そんな、身分や富の差があっても人が必要とするものには限りがあることを表すことわざが、「千石万石も米五合」(せんごくまんごくもこめごごう)です。
意味
「千石万石も米五合」とは、地位や富の多さに関わらず、人が実際に必要とするものの量は変わらないということという意味です。
欲張って多くを求めるより、必要な分で満ち足りることの大切さを説く言葉です。
- 千石万石(せんごくまんごく):大名クラスの広大な領地や俸禄
- 米五合(こめごごう):一日に食べる米のおおよその量
語源・由来
「千石万石も米五合」は、江戸時代の大名の俸禄制度から生まれたことわざです。
江戸時代の大名は、領地の生産力を「石高」という米の量で表しており、千石、万石という数字は、その家の格式や権勢を示す指標でした。

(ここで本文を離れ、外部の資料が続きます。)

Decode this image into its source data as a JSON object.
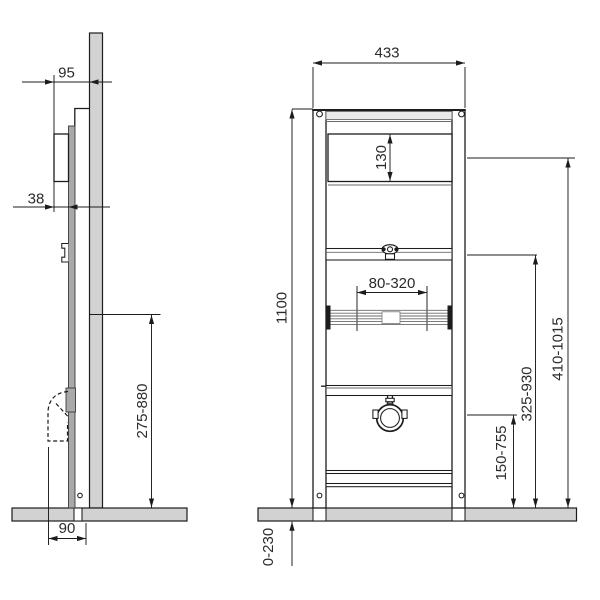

しかし、どれほど石高の大きな大名であっても、一人の人間が一日に食べる米の量には限りがあり、せいぜい五合程度にすぎません。
この、身分の差では埋められない人間の必要量の一致から、「千石万石も米五合」という言い回しが生まれました。
使い方・例文
「千石万石も米五合」は、地位や財産の大小にかかわらず、人の必要とするものは変わらないという場面で使われます。

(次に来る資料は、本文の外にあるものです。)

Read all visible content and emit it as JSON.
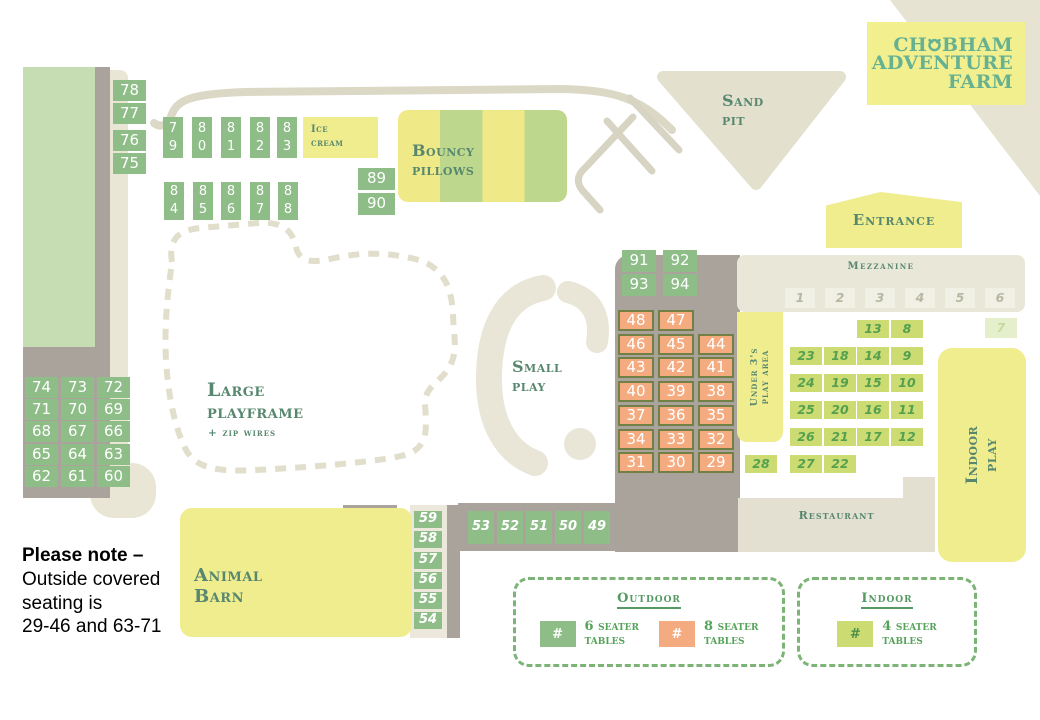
{
  "logo": {
    "pre": "Ch",
    "post": "bham",
    "line2": "Adventure",
    "line3": "Farm"
  },
  "labels": {
    "ice_cream": "Ice\ncream",
    "bouncy_pillows": "Bouncy\npillows",
    "sand_pit": "Sand\npit",
    "entrance": "Entrance",
    "mezzanine": "Mezzanine",
    "large_playframe": "Large\nplayframe",
    "zip_wires": "+ zip wires",
    "small_play": "Small\nplay",
    "under_3s": "Under 3's\nplay area",
    "indoor_play": "Indoor\nplay",
    "restaurant": "Restaurant",
    "animal_barn": "Animal\nBarn"
  },
  "note": {
    "title": "Please note –",
    "line1": "Outside covered",
    "line2": "seating is",
    "line3": "29-46 and 63-71"
  },
  "legend": {
    "outdoor_title": "Outdoor",
    "indoor_title": "Indoor",
    "items": [
      {
        "swatch": "green",
        "symbol": "#",
        "label": "6 seater\ntables"
      },
      {
        "swatch": "orange",
        "symbol": "#",
        "label": "8 seater\ntables"
      },
      {
        "swatch": "lime",
        "symbol": "#",
        "label": "4 seater\ntables"
      }
    ]
  },
  "colors": {
    "outdoor_6_seater": "#8ebd88",
    "outdoor_8_seater": "#f5ab80",
    "indoor_4_seater": "#ccdc73",
    "zone_yellow": "#f0ed8e",
    "building_grey": "#a9a39c",
    "path_beige": "#e3e0d1",
    "label_green": "#57886f",
    "logo_green": "#66b191",
    "field_green": "#c6ddb4"
  },
  "table_groups": [
    {
      "name": "outdoor-6-seater",
      "kind": "green",
      "w": 33,
      "h": 21,
      "items": [
        {
          "n": "78",
          "x": 113,
          "y": 80
        },
        {
          "n": "77",
          "x": 113,
          "y": 103
        },
        {
          "n": "76",
          "x": 113,
          "y": 130
        },
        {
          "n": "75",
          "x": 113,
          "y": 153
        },
        {
          "n": "79",
          "x": 163,
          "y": 117,
          "w": 20,
          "h": 41,
          "stack": true
        },
        {
          "n": "80",
          "x": 192,
          "y": 117,
          "w": 20,
          "h": 41,
          "stack": true
        },
        {
          "n": "81",
          "x": 221,
          "y": 117,
          "w": 20,
          "h": 41,
          "stack": true
        },
        {
          "n": "82",
          "x": 250,
          "y": 117,
          "w": 20,
          "h": 41,
          "stack": true
        },
        {
          "n": "83",
          "x": 277,
          "y": 117,
          "w": 20,
          "h": 41,
          "stack": true
        },
        {
          "n": "84",
          "x": 164,
          "y": 182,
          "w": 20,
          "h": 38,
          "stack": true
        },
        {
          "n": "85",
          "x": 193,
          "y": 182,
          "w": 20,
          "h": 38,
          "stack": true
        },
        {
          "n": "86",
          "x": 221,
          "y": 182,
          "w": 20,
          "h": 38,
          "stack": true
        },
        {
          "n": "87",
          "x": 250,
          "y": 182,
          "w": 20,
          "h": 38,
          "stack": true
        },
        {
          "n": "88",
          "x": 278,
          "y": 182,
          "w": 20,
          "h": 38,
          "stack": true
        },
        {
          "n": "89",
          "x": 358,
          "y": 168,
          "w": 37,
          "h": 22
        },
        {
          "n": "90",
          "x": 358,
          "y": 193,
          "w": 37,
          "h": 22
        },
        {
          "n": "74",
          "x": 25,
          "y": 377
        },
        {
          "n": "73",
          "x": 61,
          "y": 377
        },
        {
          "n": "72",
          "x": 97,
          "y": 377
        },
        {
          "n": "71",
          "x": 25,
          "y": 399
        },
        {
          "n": "70",
          "x": 61,
          "y": 399
        },
        {
          "n": "69",
          "x": 97,
          "y": 399
        },
        {
          "n": "68",
          "x": 25,
          "y": 421
        },
        {
          "n": "67",
          "x": 61,
          "y": 421
        },
        {
          "n": "66",
          "x": 97,
          "y": 421
        },
        {
          "n": "65",
          "x": 25,
          "y": 444
        },
        {
          "n": "64",
          "x": 61,
          "y": 444
        },
        {
          "n": "63",
          "x": 97,
          "y": 444
        },
        {
          "n": "62",
          "x": 25,
          "y": 466
        },
        {
          "n": "61",
          "x": 61,
          "y": 466
        },
        {
          "n": "60",
          "x": 97,
          "y": 466
        },
        {
          "n": "91",
          "x": 622,
          "y": 250,
          "w": 34,
          "h": 22
        },
        {
          "n": "92",
          "x": 663,
          "y": 250,
          "w": 34,
          "h": 22
        },
        {
          "n": "93",
          "x": 622,
          "y": 274,
          "w": 34,
          "h": 22
        },
        {
          "n": "94",
          "x": 663,
          "y": 274,
          "w": 34,
          "h": 22
        }
      ]
    },
    {
      "name": "outdoor-6-seater-script",
      "kind": "green-script",
      "w": 28,
      "h": 17,
      "items": [
        {
          "n": "59",
          "x": 414,
          "y": 511
        },
        {
          "n": "58",
          "x": 414,
          "y": 531
        },
        {
          "n": "57",
          "x": 414,
          "y": 552
        },
        {
          "n": "56",
          "x": 414,
          "y": 572
        },
        {
          "n": "55",
          "x": 414,
          "y": 592
        },
        {
          "n": "54",
          "x": 414,
          "y": 612
        },
        {
          "n": "53",
          "x": 468,
          "y": 511,
          "w": 26,
          "h": 33
        },
        {
          "n": "52",
          "x": 497,
          "y": 511,
          "w": 26,
          "h": 33
        },
        {
          "n": "51",
          "x": 526,
          "y": 511,
          "w": 26,
          "h": 33
        },
        {
          "n": "50",
          "x": 555,
          "y": 511,
          "w": 26,
          "h": 33
        },
        {
          "n": "49",
          "x": 584,
          "y": 511,
          "w": 26,
          "h": 33
        }
      ]
    },
    {
      "name": "outdoor-8-seater",
      "kind": "orange",
      "w": 36,
      "h": 21,
      "items": [
        {
          "n": "48",
          "x": 618,
          "y": 310
        },
        {
          "n": "47",
          "x": 658,
          "y": 310
        },
        {
          "n": "46",
          "x": 618,
          "y": 334
        },
        {
          "n": "45",
          "x": 658,
          "y": 334
        },
        {
          "n": "44",
          "x": 698,
          "y": 334
        },
        {
          "n": "43",
          "x": 618,
          "y": 357
        },
        {
          "n": "42",
          "x": 658,
          "y": 357
        },
        {
          "n": "41",
          "x": 698,
          "y": 357
        },
        {
          "n": "40",
          "x": 618,
          "y": 381
        },
        {
          "n": "39",
          "x": 658,
          "y": 381
        },
        {
          "n": "38",
          "x": 698,
          "y": 381
        },
        {
          "n": "37",
          "x": 618,
          "y": 405
        },
        {
          "n": "36",
          "x": 658,
          "y": 405
        },
        {
          "n": "35",
          "x": 698,
          "y": 405
        },
        {
          "n": "34",
          "x": 618,
          "y": 429
        },
        {
          "n": "33",
          "x": 658,
          "y": 429
        },
        {
          "n": "32",
          "x": 698,
          "y": 429
        },
        {
          "n": "31",
          "x": 618,
          "y": 452
        },
        {
          "n": "30",
          "x": 658,
          "y": 452
        },
        {
          "n": "29",
          "x": 698,
          "y": 452
        }
      ]
    },
    {
      "name": "indoor-4-seater",
      "kind": "lime",
      "w": 32,
      "h": 18,
      "items": [
        {
          "n": "13",
          "x": 857,
          "y": 320
        },
        {
          "n": "8",
          "x": 891,
          "y": 320
        },
        {
          "n": "23",
          "x": 790,
          "y": 347
        },
        {
          "n": "18",
          "x": 824,
          "y": 347
        },
        {
          "n": "14",
          "x": 857,
          "y": 347
        },
        {
          "n": "9",
          "x": 891,
          "y": 347
        },
        {
          "n": "24",
          "x": 790,
          "y": 374
        },
        {
          "n": "19",
          "x": 824,
          "y": 374
        },
        {
          "n": "15",
          "x": 857,
          "y": 374
        },
        {
          "n": "10",
          "x": 891,
          "y": 374
        },
        {
          "n": "25",
          "x": 790,
          "y": 401
        },
        {
          "n": "20",
          "x": 824,
          "y": 401
        },
        {
          "n": "16",
          "x": 857,
          "y": 401
        },
        {
          "n": "11",
          "x": 891,
          "y": 401
        },
        {
          "n": "26",
          "x": 790,
          "y": 428
        },
        {
          "n": "21",
          "x": 824,
          "y": 428
        },
        {
          "n": "17",
          "x": 857,
          "y": 428
        },
        {
          "n": "12",
          "x": 891,
          "y": 428
        },
        {
          "n": "28",
          "x": 745,
          "y": 455
        },
        {
          "n": "27",
          "x": 790,
          "y": 455
        },
        {
          "n": "22",
          "x": 824,
          "y": 455
        }
      ]
    },
    {
      "name": "indoor-4-seater-pale",
      "kind": "pale",
      "w": 32,
      "h": 20,
      "items": [
        {
          "n": "7",
          "x": 985,
          "y": 318
        }
      ]
    },
    {
      "name": "mezzanine-bay",
      "kind": "mezz",
      "w": 30,
      "h": 20,
      "items": [
        {
          "n": "1",
          "x": 785,
          "y": 288
        },
        {
          "n": "2",
          "x": 825,
          "y": 288
        },
        {
          "n": "3",
          "x": 865,
          "y": 288
        },
        {
          "n": "4",
          "x": 905,
          "y": 288
        },
        {
          "n": "5",
          "x": 945,
          "y": 288
        },
        {
          "n": "6",
          "x": 985,
          "y": 288
        }
      ]
    }
  ]
}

- どれだけ稼いでも、千石万石も米五合というものだ。
- 大豪邸に住んでも、千石万石も米五合で寝る場所は一つだと悟った。
- 出世しても千石万石も米五合の心構えを忘れないでいたい。
類義語・関連語
「千石万石も米五合」と同じように、必要以上を求めない考え方を表す言葉には、以下のようなものがあります。
- 足るを知る(たるをしる):
自分に与えられたもので満足することを知ること。
「千石万石も米五合」と「足るを知る」の違い
どちらも欲張らない心を表しますが、伝え方に違いがあります。
| 語句 | 伝え方 |
|---|---|
| 千石万石も米五合 (せんごくまんごくもこめごごう) | 身分差の大小を対比して、必要量の一致を具体的に示す言葉 |
| 足るを知る (たるをしる) | 満足する心構えそのものを、直接的に説く言葉 |
「石高」という単位が支えた、江戸時代の身分秩序
江戸時代の大名や旗本の格式は、「石高」と呼ばれる、領地から見込まれる米の生産量を基準にして定められていた。
一万石以上の領地を持つ者が大名と呼ばれ、加賀藩の百万石のように、石高の大きさはそのまま権勢や軍事力の目安として扱われた。
参勤交代の行列の規模や、江戸城内での席次まで、石高によって細かく序列が決められる社会だった。
これほど厳格に石高で人の価値が測られた時代だからこそ、「一日に食べる米は五合」という誰にも共通する事実が、身分秩序を相対化する言葉として説得力を持ったと考えられる。